If you are a Native American entrepreneur: IBIP-funded incubators provide subsidized workspace, shared equipment, mentorship, and training that would cost thousands of dollars on the private market — at no cost or low cost to incubator participants. Find IBIP-funded incubators through OIED's website or by contacting your tribal government's economic development department. Incubators are required to use a competitive process to select participants, so you will need to apply and meet the incubator's criteria, but the IBIP's cultural tailoring requirement means incubators are designed with Native business contexts in mind.

If you are a tribal government or Native organization: IBIP grants are competitive, with applications evaluated on organizational capacity, mentorship network depth, and geographic coverage goals. The 3-year grant term (renewable once) provides enough runway to establish the incubator and build a pipeline of Native businesses. The non-federal match requirement can be waived for organizations that cannot provide cash match — making the program accessible even to organizations without large fundraising infrastructure.

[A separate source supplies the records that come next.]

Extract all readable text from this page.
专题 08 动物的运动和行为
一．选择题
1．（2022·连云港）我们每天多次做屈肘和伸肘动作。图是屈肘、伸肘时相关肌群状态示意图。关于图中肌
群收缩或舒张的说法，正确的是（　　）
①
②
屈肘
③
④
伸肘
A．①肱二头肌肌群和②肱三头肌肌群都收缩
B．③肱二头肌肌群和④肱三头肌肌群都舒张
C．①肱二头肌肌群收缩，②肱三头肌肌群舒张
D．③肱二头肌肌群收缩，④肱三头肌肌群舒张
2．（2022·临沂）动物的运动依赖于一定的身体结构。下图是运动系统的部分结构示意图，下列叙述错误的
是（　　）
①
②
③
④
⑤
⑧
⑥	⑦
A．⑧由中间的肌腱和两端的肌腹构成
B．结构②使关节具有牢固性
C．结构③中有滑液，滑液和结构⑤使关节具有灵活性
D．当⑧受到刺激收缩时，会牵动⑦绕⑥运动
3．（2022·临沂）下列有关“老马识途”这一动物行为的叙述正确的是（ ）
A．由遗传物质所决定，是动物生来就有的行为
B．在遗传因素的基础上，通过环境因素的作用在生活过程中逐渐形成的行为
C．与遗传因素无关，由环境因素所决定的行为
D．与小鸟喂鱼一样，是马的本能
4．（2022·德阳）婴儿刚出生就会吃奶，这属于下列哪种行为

Joint applications with other tribal entities are permitted.

If you are a federal agency or SBA partner: OIED's coordination mandate (§ 1187.52) creates a formal channel for connecting IBIP awardees to complementary programs — USDA Rural Business Development Grants, SBA 8(a) program technical assistance, Treasury CDFI Fund Native American CDFI Assistance Program. Interagency coordination avoids duplication and creates a more integrated business development pipeline for Native entrepreneurs than any single agency could deliver alone.

Statutory Authority

This rule implements:

  • 25 U.S.C. § 5801 et seq. (Native American Business Incubators Program Act): authorizes the IBIP grant program; establishes eligibility criteria, grant terms, and allowable uses; requires culturally tailored services; authorizes OIED to set non-federal matching requirements and to waive them for financially constrained applicants
  • 25 U.S.C. § 2 — general authority of the Secretary of the Interior over Indian affairs matters, providing the residual authority for BIA program regulations

Recent Rulemakings

2021 Final Rule (86 FR 51000): established 25 CFR Part 1187 implementing the Native American Business Incubators Program Act; set application criteria, evaluation factors, grant term and renewal provisions, matching requirements, minimum program requirements, and performance monitoring framework. This is the initial implementing regulation — the Act and rule are both recent, reflecting Congress's recognition of the business development infrastructure gap in Indian country.